Wednesday, November 25, 2009

It's Hillier Time


General Rick Hillier, who has already told the press that he doesn't recall reading any reports about Afghan detainee torture from Richard Colvin, testifies at the Special Committee on the Canadian Mission in Afghanistan this afternoon along with two of his military colleagues. (Watch online at CPAC.)

The denials by Harper et al continued today during QP even in the face of media reports that the Red Cross [was] told late about prisoner transfers and a revelation in Le Devoir that supports Colvin's testimony:

...the lead story in Le Devoir, “Torture: Ottawa should have acted sooner," which has a senior official reporting that the prisoner transfer issue finally appeared on Ottawa’s radar screen around Christmas 2006. By then, “it was increasingly apparent to everyone that there were big holes in the Protocol and that there was a real possibility that inmates were being abused.” While not criticizing the Army, which was doing "difficult work in a difficult environment" our source says that they "did not take this issue [of torture] seriously".
The Cons are betting the farm on Canadians lapping up every word of David Mulroney, who is hurriedly flying back from China this week to contradict Colvin's testimony when he appears before the committee on Thursday. Mulroney, without offering up any documentation, is more credible you see because Stephen Harper and Peter MacKay say he is. Case closed.
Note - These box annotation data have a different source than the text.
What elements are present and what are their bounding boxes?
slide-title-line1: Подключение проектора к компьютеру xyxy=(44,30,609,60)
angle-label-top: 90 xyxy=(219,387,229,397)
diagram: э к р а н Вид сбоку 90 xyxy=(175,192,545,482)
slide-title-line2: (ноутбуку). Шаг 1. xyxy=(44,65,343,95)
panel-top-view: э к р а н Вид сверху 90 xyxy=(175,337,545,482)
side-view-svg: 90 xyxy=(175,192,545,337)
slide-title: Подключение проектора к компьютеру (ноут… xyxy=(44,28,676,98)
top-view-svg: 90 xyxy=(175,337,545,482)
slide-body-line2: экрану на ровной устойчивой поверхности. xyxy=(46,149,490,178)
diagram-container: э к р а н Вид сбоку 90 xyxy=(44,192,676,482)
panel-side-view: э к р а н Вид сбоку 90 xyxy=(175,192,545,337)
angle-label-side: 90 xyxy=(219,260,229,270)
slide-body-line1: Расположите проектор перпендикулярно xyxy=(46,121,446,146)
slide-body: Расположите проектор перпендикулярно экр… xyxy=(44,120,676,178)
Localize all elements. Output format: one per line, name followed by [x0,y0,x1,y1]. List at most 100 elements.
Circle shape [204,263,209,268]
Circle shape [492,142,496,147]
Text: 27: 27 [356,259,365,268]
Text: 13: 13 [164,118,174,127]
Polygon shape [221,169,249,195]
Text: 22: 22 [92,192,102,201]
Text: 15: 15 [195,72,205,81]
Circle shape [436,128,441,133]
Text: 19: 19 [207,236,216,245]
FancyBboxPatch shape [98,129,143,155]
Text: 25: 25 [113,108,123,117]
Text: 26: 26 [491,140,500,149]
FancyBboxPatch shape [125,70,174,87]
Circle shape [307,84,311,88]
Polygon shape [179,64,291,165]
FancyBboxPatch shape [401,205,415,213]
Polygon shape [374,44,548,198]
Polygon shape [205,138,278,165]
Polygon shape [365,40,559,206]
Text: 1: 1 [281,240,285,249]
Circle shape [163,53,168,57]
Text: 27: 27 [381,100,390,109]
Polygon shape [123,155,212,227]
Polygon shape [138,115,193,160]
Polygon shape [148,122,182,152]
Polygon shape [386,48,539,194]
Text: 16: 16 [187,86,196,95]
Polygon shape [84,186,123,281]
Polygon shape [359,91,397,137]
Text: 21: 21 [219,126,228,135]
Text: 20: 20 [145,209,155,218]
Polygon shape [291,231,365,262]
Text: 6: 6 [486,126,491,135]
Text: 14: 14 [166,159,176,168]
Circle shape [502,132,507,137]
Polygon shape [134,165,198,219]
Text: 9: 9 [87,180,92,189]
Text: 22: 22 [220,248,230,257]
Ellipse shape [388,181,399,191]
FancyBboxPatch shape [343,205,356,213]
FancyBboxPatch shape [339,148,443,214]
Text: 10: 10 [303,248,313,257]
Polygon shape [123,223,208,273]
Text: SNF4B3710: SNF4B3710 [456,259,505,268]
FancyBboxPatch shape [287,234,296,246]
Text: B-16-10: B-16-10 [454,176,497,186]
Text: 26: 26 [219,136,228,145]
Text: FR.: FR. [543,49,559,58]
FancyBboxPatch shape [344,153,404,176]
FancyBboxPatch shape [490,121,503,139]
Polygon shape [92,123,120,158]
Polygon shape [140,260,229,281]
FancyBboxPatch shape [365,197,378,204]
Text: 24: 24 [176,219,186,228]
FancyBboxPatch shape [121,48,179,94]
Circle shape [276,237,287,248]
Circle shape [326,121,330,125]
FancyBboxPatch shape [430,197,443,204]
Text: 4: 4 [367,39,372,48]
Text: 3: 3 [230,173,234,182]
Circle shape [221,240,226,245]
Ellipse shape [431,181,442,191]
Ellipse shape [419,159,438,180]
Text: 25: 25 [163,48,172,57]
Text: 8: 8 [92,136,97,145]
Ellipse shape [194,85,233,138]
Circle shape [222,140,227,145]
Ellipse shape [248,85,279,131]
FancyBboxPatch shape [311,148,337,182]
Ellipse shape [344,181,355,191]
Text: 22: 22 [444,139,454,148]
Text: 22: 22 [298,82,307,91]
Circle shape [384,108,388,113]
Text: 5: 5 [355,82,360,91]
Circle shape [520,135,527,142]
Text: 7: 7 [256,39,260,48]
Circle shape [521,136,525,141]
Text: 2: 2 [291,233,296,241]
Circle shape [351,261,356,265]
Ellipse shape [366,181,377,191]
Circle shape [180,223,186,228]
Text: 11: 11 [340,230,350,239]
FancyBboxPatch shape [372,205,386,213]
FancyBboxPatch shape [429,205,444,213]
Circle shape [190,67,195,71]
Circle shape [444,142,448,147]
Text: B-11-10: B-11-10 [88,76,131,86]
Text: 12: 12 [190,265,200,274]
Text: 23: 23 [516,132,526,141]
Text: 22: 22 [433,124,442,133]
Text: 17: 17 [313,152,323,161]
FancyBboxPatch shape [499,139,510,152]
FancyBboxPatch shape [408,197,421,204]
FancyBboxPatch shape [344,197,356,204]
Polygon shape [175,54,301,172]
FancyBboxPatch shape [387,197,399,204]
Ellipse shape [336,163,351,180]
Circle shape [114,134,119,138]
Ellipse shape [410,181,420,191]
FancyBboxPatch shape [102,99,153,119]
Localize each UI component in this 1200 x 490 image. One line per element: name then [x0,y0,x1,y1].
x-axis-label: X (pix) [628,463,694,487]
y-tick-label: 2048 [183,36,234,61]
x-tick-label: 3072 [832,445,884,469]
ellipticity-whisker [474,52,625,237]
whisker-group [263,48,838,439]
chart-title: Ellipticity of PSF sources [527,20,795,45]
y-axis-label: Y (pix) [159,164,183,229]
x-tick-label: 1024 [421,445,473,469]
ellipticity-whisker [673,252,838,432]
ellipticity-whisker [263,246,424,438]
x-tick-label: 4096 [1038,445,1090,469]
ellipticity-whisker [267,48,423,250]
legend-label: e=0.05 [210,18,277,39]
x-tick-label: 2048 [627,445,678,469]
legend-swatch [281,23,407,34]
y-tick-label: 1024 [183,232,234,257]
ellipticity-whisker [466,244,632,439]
Except that it isn't. Not by a longshot.

During Hillier's opening statement, he said that he didn't receive any reports of torture in 2006. If that's true, why was it necessary to change the detainee transfer agreement? He even contradicted himself about who the detainees were. They weren't just "farmers", he maintained - then saying that, okay, maybe some of them were farmers but the military let them go. Or they were "farmers by day, Taliban by nite".

Between Harper and his various denialists, there are holes big enough to drive a truck through.

Related:

Colvin says he sent torture reports to minister's office

and...

Canadians tend to believe Colvin: poll

A Canadian Press-Harris/Decima survey released Wednesday suggests twice as many Canadians believe Colvin's testimony than believe, as the government states, that he lacks credibility.

The survey found 51 per cent of respondents believed Colvin's statement that prisoners handed over by Canadian soldiers to Afghan authorities were likely abused and that the government knew of the problem.

Twenty-five per cent said they believed the Harper government's assertion that Colvin's claims are flimsy.
Update:

Colvin testimony on detainee torture 'ludicrous': Hillier

Feds bar whistleblower diplomat from handing over torture documents to MPs

but...

Evan Solomon on CBC this afternoon reports that Colvin's lawyer said today that Colvin will give the documents he has to the committee - obviously risking the legal sanctions the Harper government has threatened him with.